Optimal Bounds for Open Addressing Without Reordering

5 points by cyplo


davmac

Having spent a bit of time dissecting the paper recently, my take is that it’s not as exciting as it might first sound. It does present a technique with improved complexity for hash table lookups but that complexity is expressed in terms of the inverse of the “sparsity” (expressed via the delta symbol within the paper) of the hashtable, not in terms of the number of elements in the table. I.e. intuitively a more densely populated backing array would lead to worse lookup times, but they have a technique which is O(1).
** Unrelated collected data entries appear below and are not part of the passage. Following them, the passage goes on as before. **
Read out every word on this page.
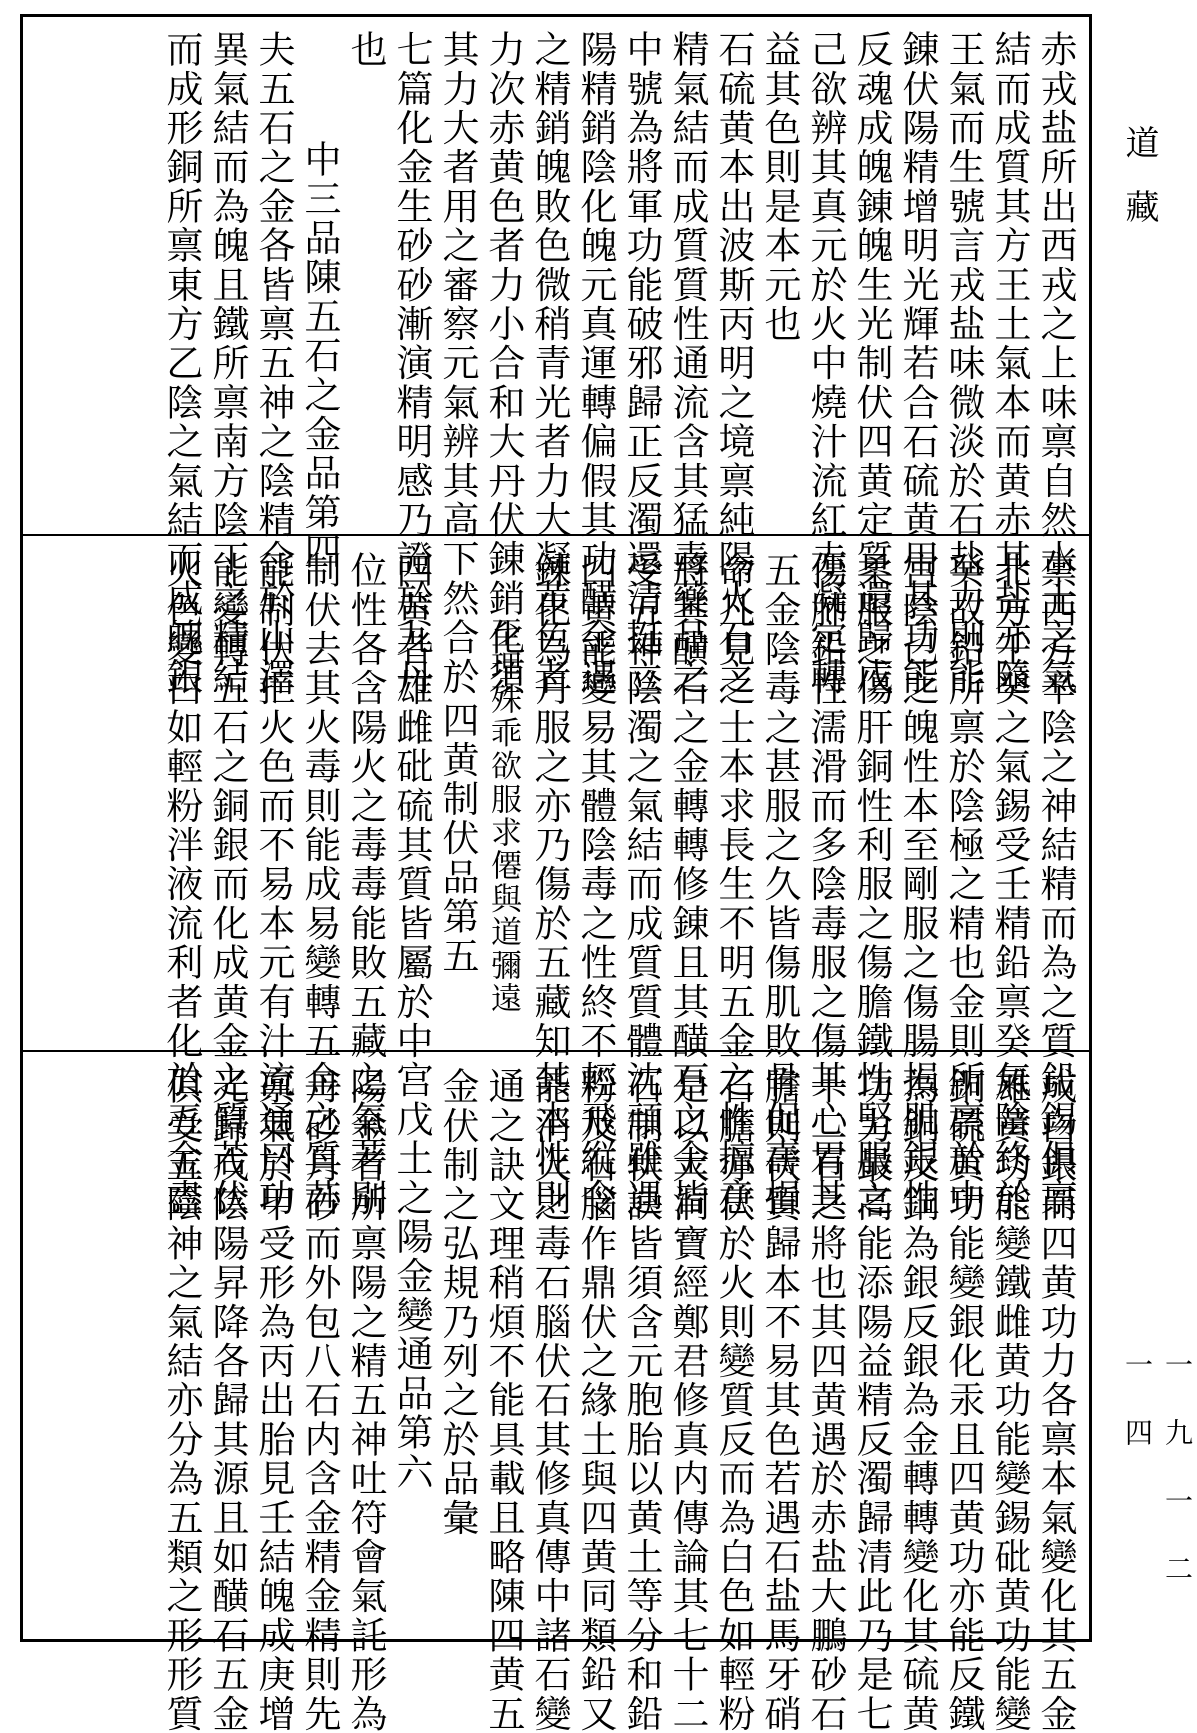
赤戎盐所出西戎之上味禀自然水土之氣
結而成質其方王土氣本而黄赤其盐亦隨
王氣而生號言戎盐味微淡於石盐力則能
錬伏陽精增明光輝若合石硫黄用其功能
反魂成魄錬魄生光制伏四黄定質還歸戊
己欲辨其真元於火中燒汁流紅赤凝定轉
益其色則是本元也
石硫黄本出波斯丙明之境禀純陽火石之
精氣結而成質質性通流含其猛毒藥品之
中號為將軍功能破邪歸正反濁還清挺立
陽精銷陰化魄元真運轉偏假其功䤑金遇
之精銷魄敗色微稍青光者力大凝黄色者
力次赤黄色者力小合和大丹伏錬銷化須
其力大者用之審察元氣辨其高下然合於
七篇化金生砂砂漸演精明感乃證於九丹
也
中三品陳五石之金品第四
夫五石之金各皆禀五神之陰精合於山澤
異氣結而為魄且鐵所禀南方陰丁之精結
而成形銅所禀東方乙陰之氣結而成魄銀
禀西方辛陰之神結精而為之質鉛錫俱禀
北方壬癸之氣錫受壬精鉛禀癸氣陰終於
癸故鉛所禀於陰極之精也金則所禀於中
宫陰己之魄性本至剛服之傷腸損肌銀性
柔服之傷肝銅性利服之傷膽鐵性堅服之
傷肺鉛性濡滑而多陰毒服之傷其心胃其
五金陰毒之甚服之久皆傷肌敗骨促壽損
命凡見之士本求長生不明五金之性擅意
將其䤑石之金轉轉修錬且其䤑石之金皆
受五神陰濁之氣結而成質質體沈頑雖遇
四黄能變易其體陰毒之性終不輕飛縦令
錬化為丹服之亦乃傷於五藏知其本性則
至理殊乖欲服求僊與道彌遠
四黄制伏品第五
四黄者雄雌砒硫其質皆屬於中宫戊土之
位性各含陽火之毒毒能敗五藏之氣若别
制伏去其火毒則能成易變轉五金之質若
能制伏拒火色而不易本元有汁流通曰功
能變轉五石之銅銀而化成黄金之質若伏
火色變白如輕粉泮液流利者化於五金盡
成白銀而四黄功力各禀本氣變化其五金
雄黄功能變鐵雌黄功能變錫砒黄功能變
銅硫黄功能變銀化汞且四黄功亦能反鐵
為銅反銅為銀反銀為金轉轉變化其硫黄
功力最高能添陽益精反濁歸清此乃是七
十二石之將也其四黄遇於赤盐大鵬砂石
膽則伏質歸本不易其色若遇石盐馬牙硝
石膽亦伏於火則變質反而為白色如輕粉
是以大洞寶經鄭君修真内傳論其七十二
石制伏訣皆須含元胞胎以黄土等分和鉛
粉及石腦作鼎伏之緣土與四黄同類鉛又
能消火之毒石腦伏石其修真傳中諸石變
通之訣文理稍煩不能具載且略陳四黄五
金伏制之弘規乃列之於品彙
陽金變通品第六
陽金者所禀陽之精五神吐符會氣託形為
丹砂丹砂而外包八石内含金精金精則先
禀氣於甲受形為丙出胎見壬結魄成庚增
光歸戊陰陽昇降各歸其源且如䤑石五金
俱受五陰神之氣結亦分為五類之形形質
道藏
一九一二一四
Practical use of hash tables though generally puts a bound on the load factor; if the load factor would increase beyond a certain bound, then the array size is doubled (thus halving the load) and items are rehashed, which has an amortized O(1) cost. With the load factor bounded by a constant in this way, the inverse of the sparsity is therefore also bounded by a constant, and therefore the lookup time is effectively O(1) anyway.

There’s also no allowance for dynamic hash tables (where items are added and removed over time). It’s more about building a hash table as a one-off that is then used for a large number of lookups, which will remain fast even the table is heavily loaded.

So, if my understanding is correct, the technique they present has limited significance. It might allow, for example, constructing more densely populated (and therefore less memory-consuming) hash tables which are then used for a large number of lookups, although there are known existing techniques which are probably on the same level anyway (it’s possible to spend a little extra effort during item insertion to reduce the average lookup time, i.e. the “reordering” that the paper title alludes to). It’s not as exciting as “we can now improve the performance of all hash tables” for example. I’m still reading through the 2nd theorem though, so I guess there might be something slightly more interesting in that.

cyplo

New hash tables just dropped.

fanf

previously

snej

A page into section 2 my eyes started glazing over at all the math notation. I hope someone writes an explainer for this paper!